Although I have not been a great reader of short stories in the past, that never stopped me from buying collections of them anyway. I think what has held me back from reading more short stories, is that faced with choosing a book to read, I nearly always choose a straightforward novel. I've always felt that if I pick up a collection of short stories, I was meant to read the stories straight through from cover to cover--like a novel. I'm not so sure that is the best way to approach them, however. I think I'd like to pick and choose stories at random, as I've been selecting ghost stories for the last couple of months. Some collections are smaller, or the stories interwoven, so they seem to lend themselves to reading the book as a whole, in (more or less) one go. But large collections of stories by one author or anthologies by multiple authors--I think I'd rather take them in smaller doses here and there (I seem to be much more apt to read them in this situation--just one or two rather than faced with an entire book). Besides, is there a correct way to read short stories anyway? I do have Kate Sutherland's All in Together Girls, which I would like to read in its entirety. Dorothy read it earlier this year and enjoyed it and a quick glance through makes me think I will, too.
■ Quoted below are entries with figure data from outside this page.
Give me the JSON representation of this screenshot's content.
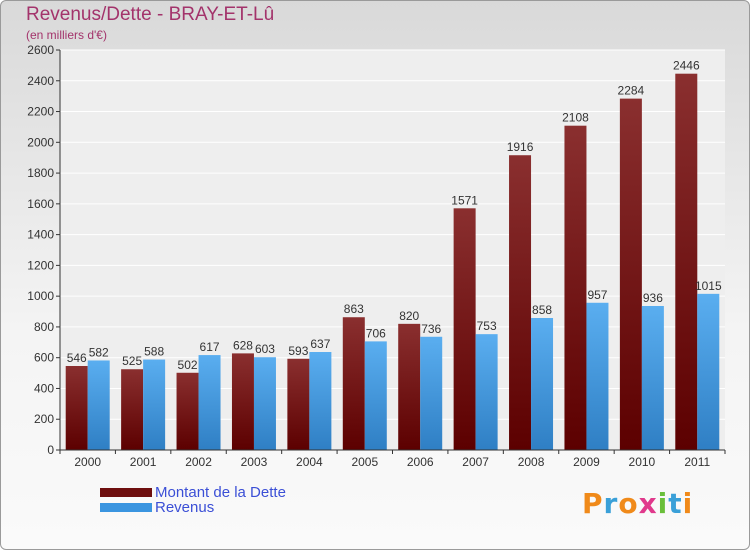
{
  "title": "Revenus/Dette - BRAY-ET-Lû",
  "subtitle": "(en milliers d'€)",
  "colors": {
    "debt_top": "#8a2f2f",
    "debt_bottom": "#5c0000",
    "revenue_top": "#5aaef0",
    "revenue_bottom": "#2f7fc4",
    "title": "#a3336b",
    "legend_text": "#3b4fd6"
  },
  "legend": {
    "items": [
      {
        "label": "Montant de la Dette",
        "color": "#6e0f0f"
      },
      {
        "label": "Revenus",
        "color": "#3b95e0"
      }
    ]
  },
  "logo": {
    "text": "Proxiti"
  },
  "chart_data": {
    "type": "bar",
    "categories": [
      "2000",
      "2001",
      "2002",
      "2003",
      "2004",
      "2005",
      "2006",
      "2007",
      "2008",
      "2009",
      "2010",
      "2011"
    ],
    "series": [
      {
        "name": "Montant de la Dette",
        "values": [
          546,
          525,
          502,
          628,
          593,
          863,
          820,
          1571,
          1916,
          2108,
          2284,
          2446
        ]
      },
      {
        "name": "Revenus",
        "values": [
          582,
          588,
          617,
          603,
          637,
          706,
          736,
          753,
          858,
          957,
          936,
          1015
        ]
      }
    ],
    "ylim": [
      0,
      2600
    ],
    "yticks": [
      0,
      200,
      400,
      600,
      800,
      1000,
      1200,
      1400,
      1600,
      1800,
      2000,
      2200,
      2400,
      2600
    ],
    "grid": true,
    "legend_position": "bottom-left"
  }
}
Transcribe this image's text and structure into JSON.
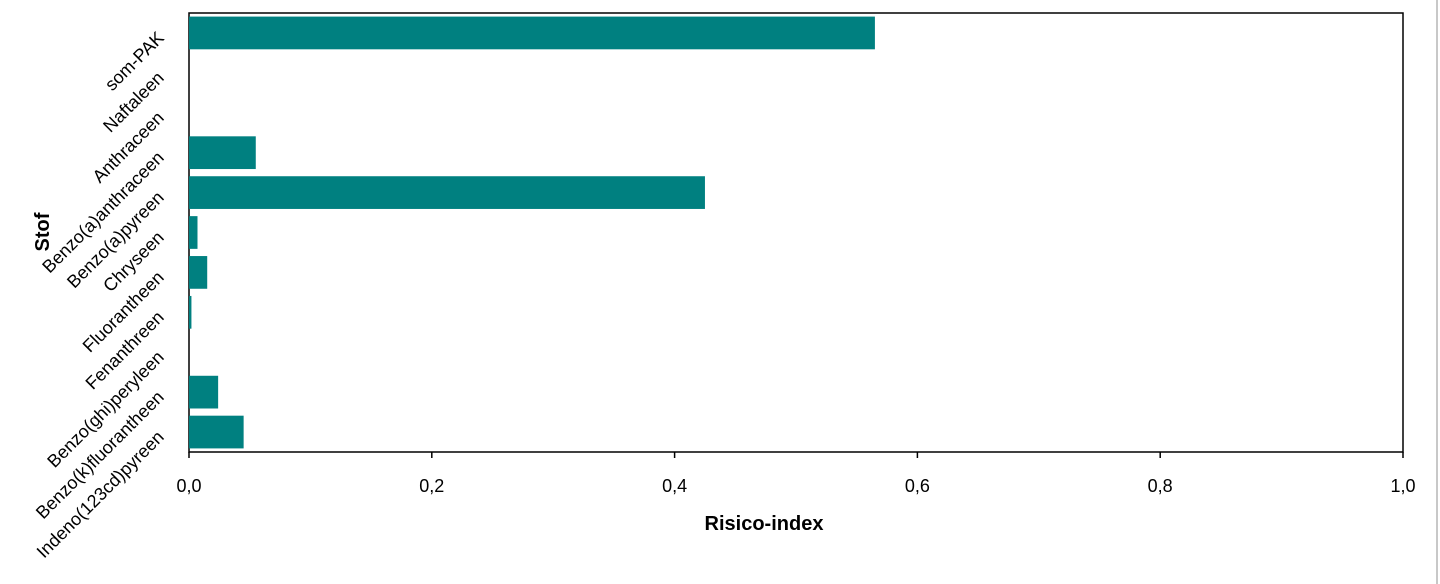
{
  "chart_data": {
    "type": "bar",
    "orientation": "horizontal",
    "categories": [
      "som-PAK",
      "Naftaleen",
      "Anthraceen",
      "Benzo(a)anthraceen",
      "Benzo(a)pyreen",
      "Chryseen",
      "Fluorantheen",
      "Fenanthreen",
      "Benzo(ghi)peryleen",
      "Benzo(k)fluorantheen",
      "Indeno(123cd)pyreen"
    ],
    "values": [
      0.565,
      0,
      0,
      0.055,
      0.425,
      0.007,
      0.015,
      0.002,
      0,
      0.024,
      0.045
    ],
    "xlabel": "Risico-index",
    "ylabel": "Stof",
    "xlim": [
      0,
      1.0
    ],
    "xticks": [
      "0,0",
      "0,2",
      "0,4",
      "0,6",
      "0,8",
      "1,0"
    ],
    "bar_color": "#008080",
    "grid": false
  }
}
As for picking and choosing, just a cursory look at my shelves and I came up with these collections (I actually have others, but these were the handiest to grab):
- Bernice Bobs Her Hair and Other Stories, F. Scott Fitzgerald -- I've always been intrigued by the sound of this story
- Collected Stories, Elizabeth Bowen -- 79 stories-love stories, ghost stories, stories of childhood, of English middle-class life in the twenties and thirties, of London during the Blitz
- Fifty Stories, Kay Boyle -- Set in Paris in the 20s, in Austria before and after the Anschluss, in New York, in occupied Germany, in California
- Across the Bridge, Mavis Gallant -- Paris stories
- The Collected Stories, Eudora Welty
- First Love and Other Stories, Ivan Turgenev
- The Country of the Pointed Firs, Sarah Orne Jewett -- This was a gift from a friend in Germany who studied American Lit and works as a translator
- Wilderness Tips, Margaret Atwood
- The Springs of Affection: Stories of Dublin, Maeve Brennan
- Selected Stories, Alice Munro
- A Vocation and a Voice, Kate Chopin -- I've read some of her stories and enjoyed them very much
- A New England Nun and Other Stories, Mary E. Wilkins Freeman -- Like Chopin, this author is known as a regionalist
Now it is a matter of which story to choose first. I think I'd like to read pairs of stories that are similar in some way in order to compare and contrast. Mostly, though, I just want to enjoy a good story. How to write about them after the fact is something I am still working out. I feel like I am just giving plot summaries. It's amazing how much meaning an author can infuse into just a few pages, but I'm not sure I catch everything each time. No doubt how I read, what I read, and what I get out of the story will likely change as I go along.
One more thing--the new Persephone Books Biannually and catalog have arrived! Nobody does elegant quite like Persephone Books does it. They also sent along a crisp, new catalog along with the newsletter and a bookmark. I will be reading the Biannually this weekend lusting after the new books and making note of all the books in the catalog that I want to order (they are redesigning some of them with artsy covers--very lovely). I'll have to be satisfied with looking at the moment, but I have plenty of unread Persephones to keep me busy for a while in any case.